Reducing the national Renewable Energy Target (RET) would generate $10 billion in extra profit over the next 15 years for owners of coal and gas-fired power plants while consumers pay more, according to new analysis commissioned by green groups.
EnergyAustralia and Origin Energy, which have led calls to cut the RET from its current mandatory goal of supplying 41,000 gigawatt-hours of renewable energy by 2020 to a precise 20 per cent, would be among the biggest winners.
A move to a 20 per cent goal would deliver $1.9 billion in extra profit to Energy Australia during 2015-2030, in current-dollar terms, while Origin would pocket $1.5 billion, according to modelling by Jacobs Group for The Climate Institute, Australian Conservation Foundation and WWF-Australia.

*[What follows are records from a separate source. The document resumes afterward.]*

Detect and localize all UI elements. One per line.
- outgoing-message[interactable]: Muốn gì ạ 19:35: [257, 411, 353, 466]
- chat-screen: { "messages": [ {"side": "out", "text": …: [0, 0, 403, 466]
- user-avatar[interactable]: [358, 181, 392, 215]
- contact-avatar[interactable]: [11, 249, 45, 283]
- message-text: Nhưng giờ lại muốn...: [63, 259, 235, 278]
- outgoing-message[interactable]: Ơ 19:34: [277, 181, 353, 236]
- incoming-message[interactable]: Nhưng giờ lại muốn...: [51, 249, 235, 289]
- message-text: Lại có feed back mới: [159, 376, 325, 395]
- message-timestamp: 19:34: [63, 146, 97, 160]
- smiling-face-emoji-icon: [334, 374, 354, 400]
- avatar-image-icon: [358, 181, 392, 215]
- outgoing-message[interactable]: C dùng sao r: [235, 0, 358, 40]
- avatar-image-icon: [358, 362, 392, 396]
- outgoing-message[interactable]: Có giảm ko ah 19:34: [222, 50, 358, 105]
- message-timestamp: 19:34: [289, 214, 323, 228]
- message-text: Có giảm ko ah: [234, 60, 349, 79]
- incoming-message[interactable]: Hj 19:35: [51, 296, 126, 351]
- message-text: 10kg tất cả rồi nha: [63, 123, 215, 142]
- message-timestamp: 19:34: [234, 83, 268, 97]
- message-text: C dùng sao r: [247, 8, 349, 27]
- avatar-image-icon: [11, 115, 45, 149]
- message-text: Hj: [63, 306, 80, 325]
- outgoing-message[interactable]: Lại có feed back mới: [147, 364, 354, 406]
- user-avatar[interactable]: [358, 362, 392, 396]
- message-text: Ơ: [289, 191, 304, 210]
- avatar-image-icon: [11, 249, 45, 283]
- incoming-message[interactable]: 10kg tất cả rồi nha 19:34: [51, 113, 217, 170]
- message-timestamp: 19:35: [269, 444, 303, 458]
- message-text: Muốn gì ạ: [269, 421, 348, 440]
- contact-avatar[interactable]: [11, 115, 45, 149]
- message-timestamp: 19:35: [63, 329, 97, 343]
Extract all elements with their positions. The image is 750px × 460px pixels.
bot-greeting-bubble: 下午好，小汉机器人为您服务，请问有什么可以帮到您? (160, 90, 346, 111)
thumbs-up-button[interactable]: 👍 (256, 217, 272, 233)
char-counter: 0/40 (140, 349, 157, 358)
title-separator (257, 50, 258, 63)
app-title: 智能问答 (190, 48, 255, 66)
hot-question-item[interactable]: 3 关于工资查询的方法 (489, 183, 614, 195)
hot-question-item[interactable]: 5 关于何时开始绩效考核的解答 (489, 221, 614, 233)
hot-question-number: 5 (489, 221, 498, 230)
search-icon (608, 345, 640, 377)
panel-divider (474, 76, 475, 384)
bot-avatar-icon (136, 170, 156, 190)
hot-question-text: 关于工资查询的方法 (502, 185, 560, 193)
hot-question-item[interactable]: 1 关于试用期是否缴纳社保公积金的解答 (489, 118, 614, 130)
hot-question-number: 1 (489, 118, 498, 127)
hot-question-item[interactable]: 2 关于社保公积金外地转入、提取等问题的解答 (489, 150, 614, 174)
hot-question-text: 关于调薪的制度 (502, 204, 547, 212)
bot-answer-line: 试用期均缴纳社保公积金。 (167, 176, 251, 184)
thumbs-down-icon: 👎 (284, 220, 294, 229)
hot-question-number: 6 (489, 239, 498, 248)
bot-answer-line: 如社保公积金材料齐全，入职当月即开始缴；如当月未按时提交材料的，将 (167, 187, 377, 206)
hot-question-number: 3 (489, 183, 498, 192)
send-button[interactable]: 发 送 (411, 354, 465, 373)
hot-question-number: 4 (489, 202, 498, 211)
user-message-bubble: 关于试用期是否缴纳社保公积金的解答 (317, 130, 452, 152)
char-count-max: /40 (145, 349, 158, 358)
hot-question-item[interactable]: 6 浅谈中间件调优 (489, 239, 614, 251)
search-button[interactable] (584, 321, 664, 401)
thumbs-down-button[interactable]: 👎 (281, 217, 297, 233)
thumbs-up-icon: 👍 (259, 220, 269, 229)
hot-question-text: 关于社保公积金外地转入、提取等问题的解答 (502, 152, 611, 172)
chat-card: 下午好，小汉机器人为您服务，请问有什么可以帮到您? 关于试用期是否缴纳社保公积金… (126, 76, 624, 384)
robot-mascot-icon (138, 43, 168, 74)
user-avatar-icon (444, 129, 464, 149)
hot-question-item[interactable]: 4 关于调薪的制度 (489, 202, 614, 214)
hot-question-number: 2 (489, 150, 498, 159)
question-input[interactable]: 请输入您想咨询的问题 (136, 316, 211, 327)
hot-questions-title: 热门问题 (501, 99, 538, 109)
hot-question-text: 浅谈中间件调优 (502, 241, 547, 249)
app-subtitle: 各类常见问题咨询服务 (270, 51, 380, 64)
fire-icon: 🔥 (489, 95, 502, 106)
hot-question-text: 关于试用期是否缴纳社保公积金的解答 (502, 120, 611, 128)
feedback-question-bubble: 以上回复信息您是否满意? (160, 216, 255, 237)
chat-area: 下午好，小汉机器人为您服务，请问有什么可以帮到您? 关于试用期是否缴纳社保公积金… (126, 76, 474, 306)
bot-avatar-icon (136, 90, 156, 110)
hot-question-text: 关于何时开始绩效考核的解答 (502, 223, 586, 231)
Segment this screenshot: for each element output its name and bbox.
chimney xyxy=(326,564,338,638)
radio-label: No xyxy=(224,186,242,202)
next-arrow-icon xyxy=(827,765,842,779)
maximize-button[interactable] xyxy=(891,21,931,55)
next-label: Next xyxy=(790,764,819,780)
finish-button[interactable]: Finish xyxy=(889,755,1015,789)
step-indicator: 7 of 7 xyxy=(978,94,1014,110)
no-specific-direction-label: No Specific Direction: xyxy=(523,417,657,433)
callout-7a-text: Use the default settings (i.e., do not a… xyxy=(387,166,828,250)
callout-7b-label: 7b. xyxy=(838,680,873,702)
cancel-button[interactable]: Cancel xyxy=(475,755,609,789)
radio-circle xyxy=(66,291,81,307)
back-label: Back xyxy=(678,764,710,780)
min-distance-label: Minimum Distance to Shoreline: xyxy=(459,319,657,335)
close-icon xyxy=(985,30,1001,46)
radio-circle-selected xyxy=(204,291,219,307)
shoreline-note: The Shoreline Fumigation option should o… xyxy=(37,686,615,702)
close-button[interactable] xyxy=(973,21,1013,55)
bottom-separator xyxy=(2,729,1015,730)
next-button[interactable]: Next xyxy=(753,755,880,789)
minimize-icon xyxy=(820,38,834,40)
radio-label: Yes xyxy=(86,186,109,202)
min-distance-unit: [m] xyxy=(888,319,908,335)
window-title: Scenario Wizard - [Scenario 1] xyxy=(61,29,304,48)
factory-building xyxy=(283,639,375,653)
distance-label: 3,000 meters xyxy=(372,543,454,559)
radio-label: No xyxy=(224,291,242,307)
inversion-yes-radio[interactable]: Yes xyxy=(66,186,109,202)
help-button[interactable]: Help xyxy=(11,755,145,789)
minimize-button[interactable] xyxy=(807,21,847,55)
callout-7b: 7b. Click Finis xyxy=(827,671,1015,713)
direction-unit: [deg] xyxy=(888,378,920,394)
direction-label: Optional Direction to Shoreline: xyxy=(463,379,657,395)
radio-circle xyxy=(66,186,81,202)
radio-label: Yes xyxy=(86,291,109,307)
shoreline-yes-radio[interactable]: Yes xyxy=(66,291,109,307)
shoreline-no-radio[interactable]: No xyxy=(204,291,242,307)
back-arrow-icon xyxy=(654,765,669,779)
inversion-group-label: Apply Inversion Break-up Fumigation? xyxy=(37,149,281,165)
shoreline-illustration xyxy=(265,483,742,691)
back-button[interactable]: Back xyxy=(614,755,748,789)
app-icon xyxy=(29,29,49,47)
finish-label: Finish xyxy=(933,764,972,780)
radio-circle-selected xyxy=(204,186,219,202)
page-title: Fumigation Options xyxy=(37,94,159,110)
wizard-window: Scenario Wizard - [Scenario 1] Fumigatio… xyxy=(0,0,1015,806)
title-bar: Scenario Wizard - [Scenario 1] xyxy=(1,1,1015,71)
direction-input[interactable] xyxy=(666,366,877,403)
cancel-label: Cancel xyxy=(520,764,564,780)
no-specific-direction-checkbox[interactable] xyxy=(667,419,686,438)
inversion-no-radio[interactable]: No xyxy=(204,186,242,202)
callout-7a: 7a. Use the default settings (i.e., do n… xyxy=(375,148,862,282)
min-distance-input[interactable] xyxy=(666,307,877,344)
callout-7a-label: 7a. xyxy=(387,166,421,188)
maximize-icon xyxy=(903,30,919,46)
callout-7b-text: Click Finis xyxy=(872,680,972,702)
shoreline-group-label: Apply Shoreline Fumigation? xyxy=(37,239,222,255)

AGL’s gains would swell to $2.7 billion if its bid to buy NSW state-owned Macquarie Generation plants succeeds.
Fossil fuel generators would gain largely from the removal of downward pressure on wholesale prices from additional wind or solar energy sources, which have near-zero marginal costs. A weaker RET would cause wholesale prices to rise an average 15 per cent and retail prices 2.5 per cent by 2030.
A typical NSW household annually using 6.5 megawatt-hours of electricity would pay $35 more a year. The cost would rise to $80 if the RET were abolished.
“Power producers don’t want to change the RET so they can charge less for electricity,” said Erwin Jackson, deputy chief executive of The Climate Institute. “The reason they oppose it is that they want to make more money.”
Fairfax Media sought comment from the three big producers, which had been briefed on the report.
The Abbott government is likely to receive the recommendations of its hand-picked panel reviewing the RET this week. The clean energy industry says cutting or axing the target would halt new investment in large-scale wind, solar and other renewable sources.
The Jacobs modelling found Australia would forgo $8 billion in current dollar terms in new renewables investment by 2040 if the RET were reduced.
Increased fossil fuel use would swell Australia’s carbon pollution by 154 million tonnes – or 12 million tonnes a year – by 2030, with emissions rising to 200 million tonnes if the RET were abolished.
The report estimated the global warming impact on society of the additional carbon dioxied to be more than $60 a tonne. Weakening the RET would have social costs of at least $14 billion and stall the inevitable decarbonisation of the energy sector, Mr Jackson said.
“Opponents of the RET say it is a market-distorting subsidy,” he said. “But that’s only true if you don’t believe in climate change.”
Meanwhile, almost 90 per cent of submissions received by the Abbott government’s hand-picked panel reviewing the Renewable Energy Target back its goals.
Analysis by the Clean Energy Council of the 865 detailed submissions found 754, or more than 87 per cent, in favour of the RET being retained or expanded. Of the rest, 55 were mixed or neutral, and 56 called for it to be abolished.
When the 23,272 community submissions are added, support swells closer to 99 per cent, the council said.
“Five years ago when the [RET] was expanded with bipartisan support, Australians overwhelmingly wanted more clean energy – and that is more apparent now than ever,” Kane Thornton, the council’s acting chief executive, said.
Meanwhile, a separate Senate inquiry into the government’s plan to scrap the Australian Renewable Energy Agency, found 125 of the 127 submissions in favour of retaining the body, the council said. ARENA provides grants to emerging clean energy technologies.